The Retreatment Process and Duration
The process for starting retreatment begins with a comprehensive consultation to assess the extent of the relapse and the overall health of the jaw and supporting bone structure. New diagnostic records, including X-rays, digital scans, and photographs, are necessary to precisely plan the required movements. The orthodontist analyzes these records to determine the most appropriate appliance type and the estimated treatment length.
Retreatment is often significantly shorter than the initial orthodontic treatment because the goal is typically to correct minor shifting. Depending on the severity of the relapse, active treatment may last anywhere from six to eighteen months. The total cost varies widely depending on the complexity, the length of time needed, and the specific type of appliance chosen.
Patients must commit to a schedule of regular adjustment appointments, typically every four to eight weeks, to ensure the planned movements are progressing correctly. Maintaining meticulous oral hygiene is important during this time to prevent issues like cavities or gum inflammation. This focus ensures the efficient movement of teeth back into their desired positions before transitioning into the maintenance phase.
Ensuring Long-Term Stability (Retention)
After the teeth have been successfully realigned through retreatment, the focus shifts to the retention phase, which is arguably the most important step in preventing future relapse. The concept that teeth never stop moving necessitates a commitment to lifelong retention to ensure the results are permanently maintained. Ignoring this phase is the primary reason why many patients require retreatment in the first place.

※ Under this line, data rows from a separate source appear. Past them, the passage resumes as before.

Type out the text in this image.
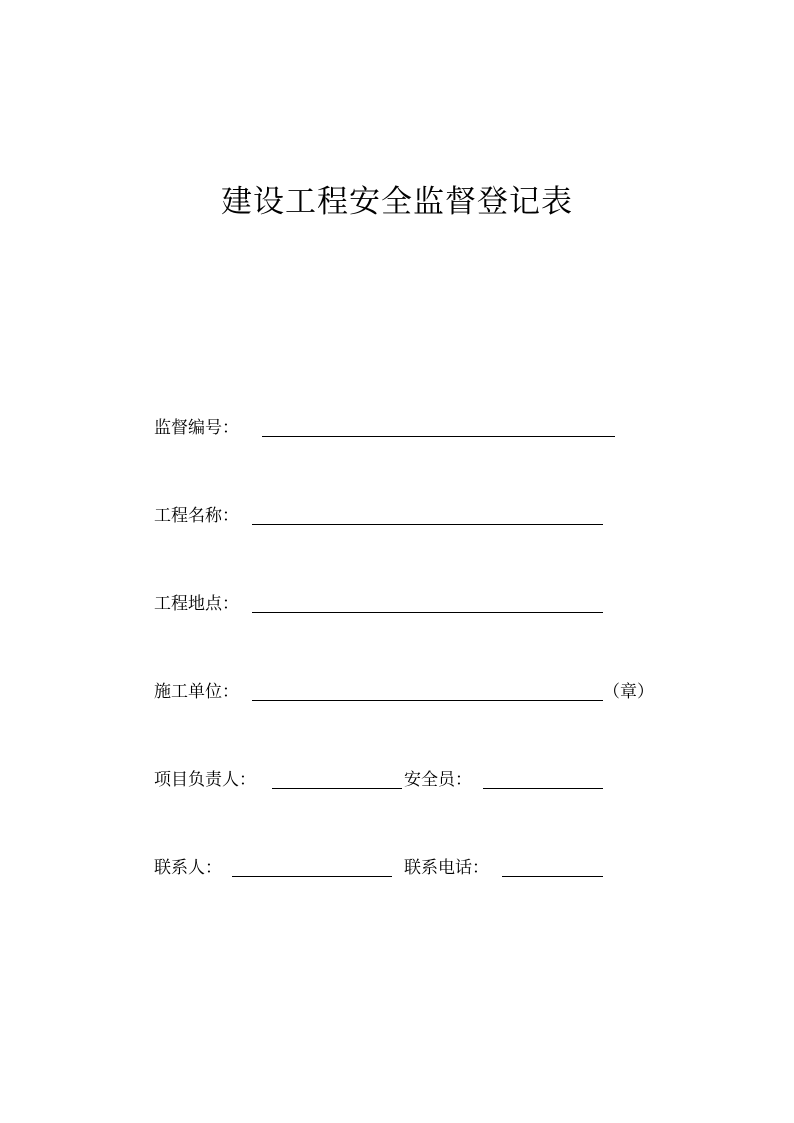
建设工程安全监督登记表
监督编号：
工程名称：
工程地点：
施工单位：	（章）
项目负责人：	安全员：
联系人：	联系电话：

Retention is typically achieved using one of two main types of appliances. Removable retainers, such as clear thermoplastic models or the traditional Hawley design, are initially worn full-time and then transition to a nightly schedule. These devices are easy to clean and allow for unimpeded brushing and flossing, but their effectiveness relies completely on patient compliance.
The alternative is a fixed or bonded retainer, which consists of a thin wire permanently cemented to the back surfaces of the front teeth. This option offers constant, passive retention and eliminates the need to remember to wear a removable device every night. However, fixed retainers require more careful flossing techniques to clean around the wire and must be checked regularly for any signs of breakage or detachment. Retainers are susceptible to wear and tear and must be replaced every few years to ensure they continue to effectively hold the teeth in their perfected positions.